How to update - Let's Encrypt enabled cpanel SSL/TLS - newbe

GreenGeeks will add SSL for free - they use Let’s Encrypt, but GG will not explain the entire process (obviously they want to sell their auto service).
I want to update my site, but I don’t understand:
How certificates from Let’s Encrypt are actually obtained;
How I obtain CRT and KEY to update - I can see where to place these things in cpanel.
This is basic information I know, but I have not been able to piece it together so far.
If someone can make these steps clear, I will be very grateful indeed!
Thanks, Alan


It seems that GreenGeek is using cPanel AutoSSL (or FleetSSL) to help user to obtain a certificate.

It's requested by the server & installed automatically...

Take a look at the cPanel Documentation: cPanel & WHM Developer Portal

You don't need to obtain a crt / key, the feature will help you install it automatically.(you could view the crt & key in the certificate manager)

In conclusion, you won't need to do anything... (just to make sure your NS or A points to the server)..
If there is something that you'll need to do, the server probably will send you an email.

Thank you

Thanks for responding.
My GreenGeeks cpanel, under Security, SSL/TLS, shows the following options (below). I see no AutoSSL or FleetSSL. Selecting “Manage SSL sites” shows an option, “Update Certificate” and selecting that shows 2 empty fields for CRT and KEY. There is a button, “Autofill by domain” selecting that fills fields but with statement showing same expiration date (in 16 days) and message: “You should request a replacement certificate from the issuer (Let’s Encrypt) as soon as possible.”

I am still stuck.

GreenGeeks cpanel, under Security, SSL/TLS, shows the following options:

The SSL/TLS Manager will allow you to generate SSL certificates, certificate signing requests, and private keys. These are all parts of using SSL to secure your website. SSL allows you to secure pages on your site so that information such as logins, credit card numbers, etc are sent encrypted instead of plain text. It is important to secure your site’s login areas, shopping areas, and other pages where sensitive information could be sent over the web.

Private Keys (KEY)
Generate, view, upload, or delete your private keys.

Certificate Signing Requests (CSR)
Generate, view, or delete SSL certificate signing requests.

Certificates (CRT)
Generate, view, upload, or delete SSL certificates.

Install and Manage SSL for your site (HTTPS)
Manage SSL sites.

Hi @exploreforinstance,

As @stevenzhu says, the normal way to do this with cPanel is with a cPanel plugin that will handle the process automatically. This is very strongly recommended because otherwise the renewal process won’t be automated. Part of the concept of Let’s Encrypt is that renewal should be automated; the certificates are deliberately relatively short-lived and users who have to renew them manually often find the frequency with which they have to repeat the process annoying.

Previous threads about GreenGeeks seem to suggest that this may be the case and that GreenGeeks does not actually integrate Let’s Encrypt. Since these plugins make integration extremely straightforward for a hosting provider, this may be a deliberate decision on their part. :frowning:

The way that you obtain a certificate from Let’s Encrypt without hosting provider integration is by running a Let’s Encrypt client application, normally on the server. Most such client applications are primarily intended for use by the server’s system administrator. If you aren’t the system administrator, they may not be appropriate for you.

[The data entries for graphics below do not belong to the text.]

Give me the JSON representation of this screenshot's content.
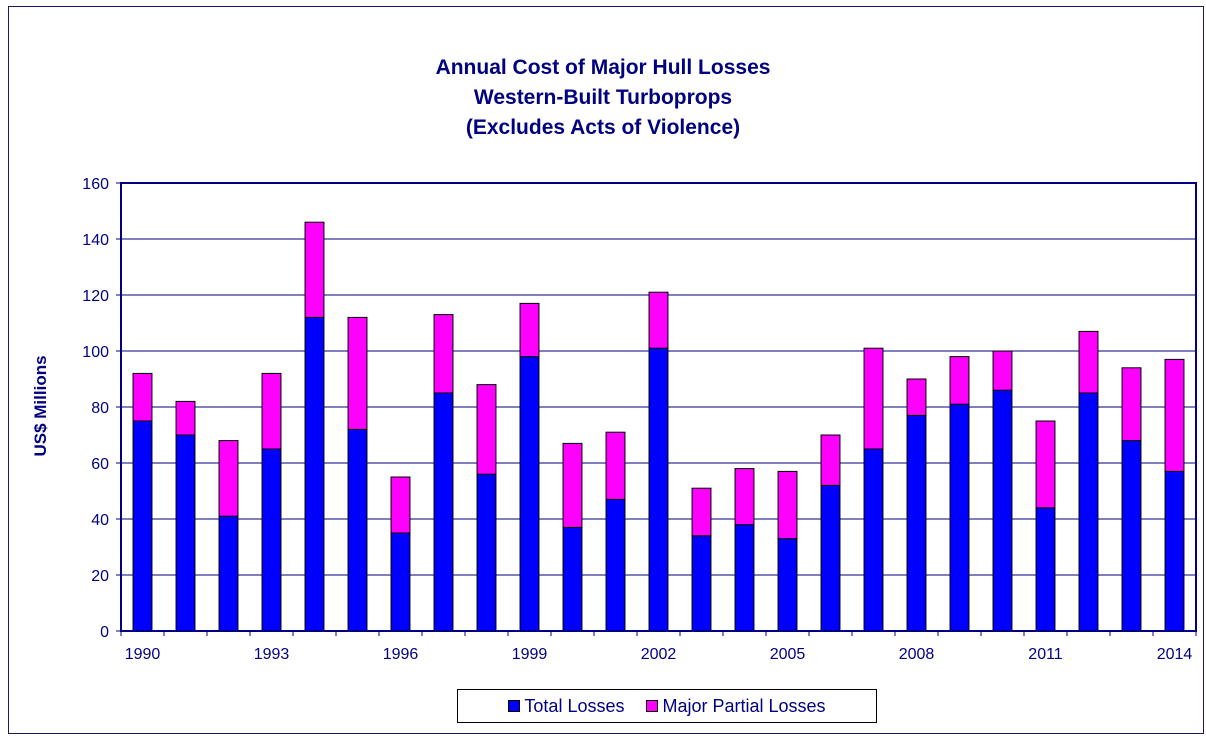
{
  "chart_data": {
    "type": "bar",
    "stacked": true,
    "title_lines": [
      "Annual Cost of Major Hull Losses",
      "Western-Built Turboprops",
      "(Excludes Acts of Violence)"
    ],
    "ylabel": "US$ Millions",
    "xlabel": "",
    "ylim": [
      0,
      160
    ],
    "yticks": [
      0,
      20,
      40,
      60,
      80,
      100,
      120,
      140,
      160
    ],
    "grid": true,
    "legend_position": "bottom-center",
    "categories": [
      "1990",
      "1991",
      "1992",
      "1993",
      "1994",
      "1995",
      "1996",
      "1997",
      "1998",
      "1999",
      "2000",
      "2001",
      "2002",
      "2003",
      "2004",
      "2005",
      "2006",
      "2007",
      "2008",
      "2009",
      "2010",
      "2011",
      "2012",
      "2013",
      "2014"
    ],
    "x_tick_labels": [
      "1990",
      "1993",
      "1996",
      "1999",
      "2002",
      "2005",
      "2008",
      "2011",
      "2014"
    ],
    "series": [
      {
        "name": "Total Losses",
        "color": "#0000ff",
        "values": [
          75,
          70,
          41,
          65,
          112,
          72,
          35,
          85,
          56,
          98,
          37,
          47,
          101,
          34,
          38,
          33,
          52,
          65,
          77,
          81,
          86,
          44,
          85,
          68,
          57
        ]
      },
      {
        "name": "Major Partial Losses",
        "color": "#ff00ff",
        "values": [
          17,
          12,
          27,
          27,
          34,
          40,
          20,
          28,
          32,
          19,
          30,
          24,
          20,
          17,
          20,
          24,
          18,
          36,
          13,
          17,
          14,
          31,
          22,
          26,
          40
        ]
      }
    ],
    "colors": {
      "axis": "#000080",
      "grid": "#000080",
      "text": "#000080"
    }
  }
}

The easiest options if you’re not the system administrator are the web-based clients such as, which are reminiscent of the experience of using a paid CA except that they don’t require payment. At the end of the process, you’ll receive the certificate and key files in your browser and you could then import them in cPanel. But if you use this approach, you’ll have to repeat this process frequently. Currently, Let’s Encrypt certificates are only valid for 90 days.

1 Like

Thanks - you hit the spot exactly - zerossl was the way to go. I really appreciate you taking the time to address this issue - this is great information. And agree with your assessment of GreenGeeks - they actually did respond to my persistent questioning and finally stated they only handle their end, and will not comment on a process not theirs. It's a fine line they walk - they will set up the SSL for free but explain how it's done - I'm betting those days are numbered.
Anyway, thanks again!

This topic was automatically closed 30 days after the last reply. New replies are no longer allowed.